他也不总是闹出动静,有时只是隐在云层后,看着苏轻媚在谷中侍弄花草,或是慵懒地躺在老梅树下小憩,九尾在阳光下如同流云般舒卷。
光是这般看着,心头那因杀戮和天庭琐事而生的躁意,便能奇异地平复许多。
这日,他来得早些,晨露尚未完全消散,谷中弥漫着草木的清新气息。
苏轻媚正挽着袖子,在溪边清洗茶具,素手纤纤,动作不紧不慢,自有一番韵律。
阳光透过薄雾,在她周身勾勒出一圈柔和的光晕,发间随意簪着一朵带露的蓝色小花,更衬得她肌肤胜雪,眉眼如画。

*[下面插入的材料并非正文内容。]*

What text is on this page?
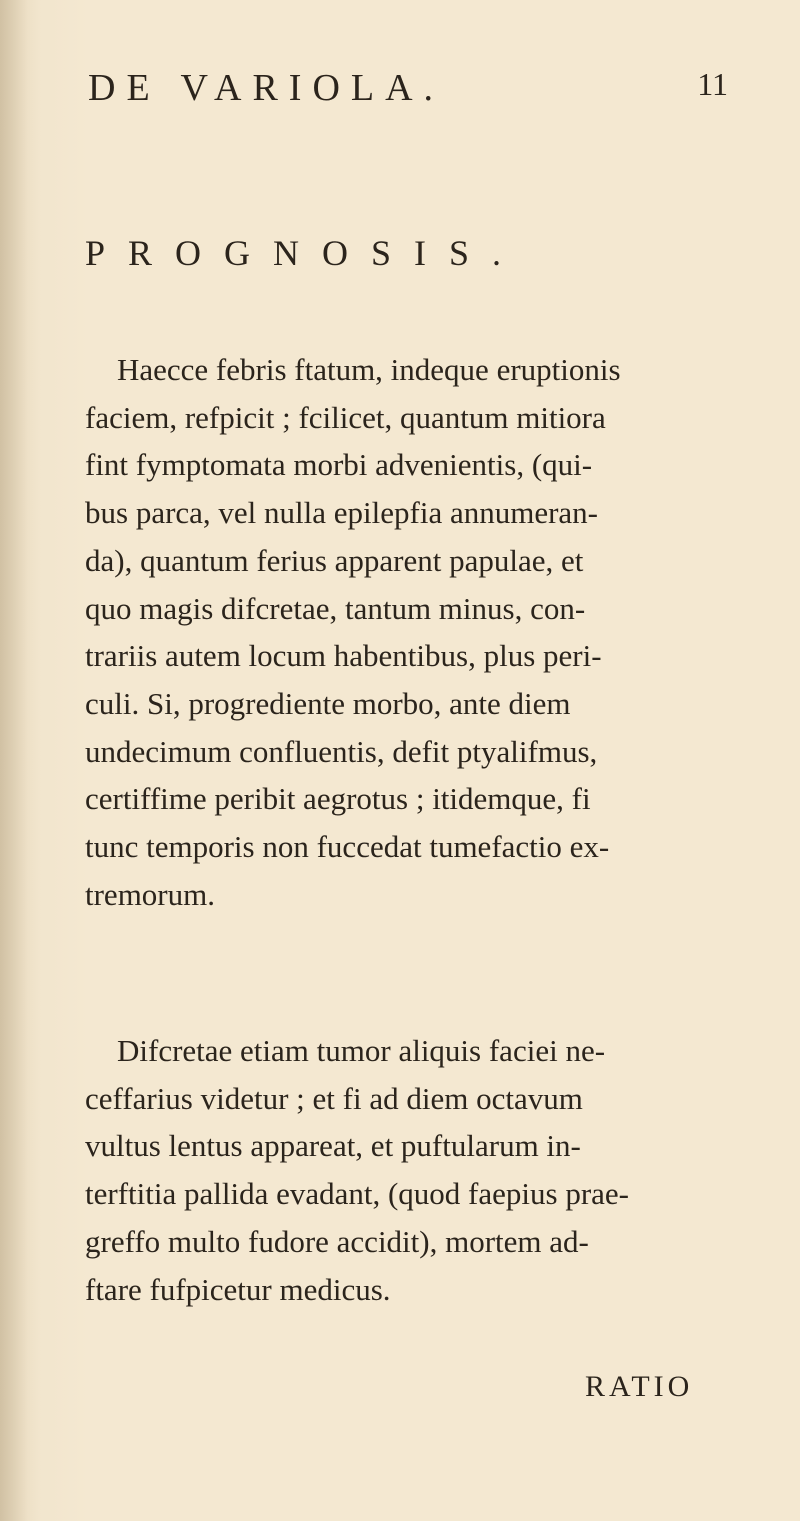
DE VARIOLA.	11
PROGNOSIS.

Haecce febris ftatum, indeque eruptionis
faciem, refpicit ; fcilicet, quantum mitiora
fint fymptomata morbi advenientis, (qui-
bus parca, vel nulla epilepfia annumeran-
da), quantum ferius apparent papulae, et
quo magis difcretae, tantum minus, con-
trariis autem locum habentibus, plus peri-
culi. Si, progrediente morbo, ante diem
undecimum confluentis, defit ptyalifmus,
certiffime peribit aegrotus ; itidemque, fi
tunc temporis non fuccedat tumefactio ex-
tremorum.

Difcretae etiam tumor aliquis faciei ne-
ceffarius videtur ; et fi ad diem octavum
vultus lentus appareat, et puftularum in-
terftitia pallida evadant, (quod faepius prae-
greffo multo fudore accidit), mortem ad-
ftare fufpicetur medicus.

RATIO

哪吒落在她身后不远处,没有立刻出声。他看着她弯腰时露出的那一截白皙细腻的后颈,看着她因动作而微微晃动的九尾,心头莫名有些发痒,一种难以言喻的安宁感包裹着他。
苏轻媚似有所觉,回眸一笑,眼波流转间带着刚睡醒的慵懒媚意:“来啦?正好,水快烧好了。”
她对他频繁的造访早已习惯,语气自然得如同招呼一位常来的邻家小弟。
哪吒“嗯”了一声,走到她身旁的石凳上坐下,目光却不由自主地跟着她移动。
他看着她将洗净的粗陶茶杯一一摆开,看着她从一只小巧的竹罐里取出前几日他们一同采摘、由她亲手炒制的野茶。
那茶叶品相寻常,甚至有些粗陋,却带着一股独特的、混合了山野气息的清香。
“尝尝看,”苏轻媚将第一泡茶水滤掉,重新注入滚水,递到他面前一杯,“火候我试着调整了下,应该比上次好些。”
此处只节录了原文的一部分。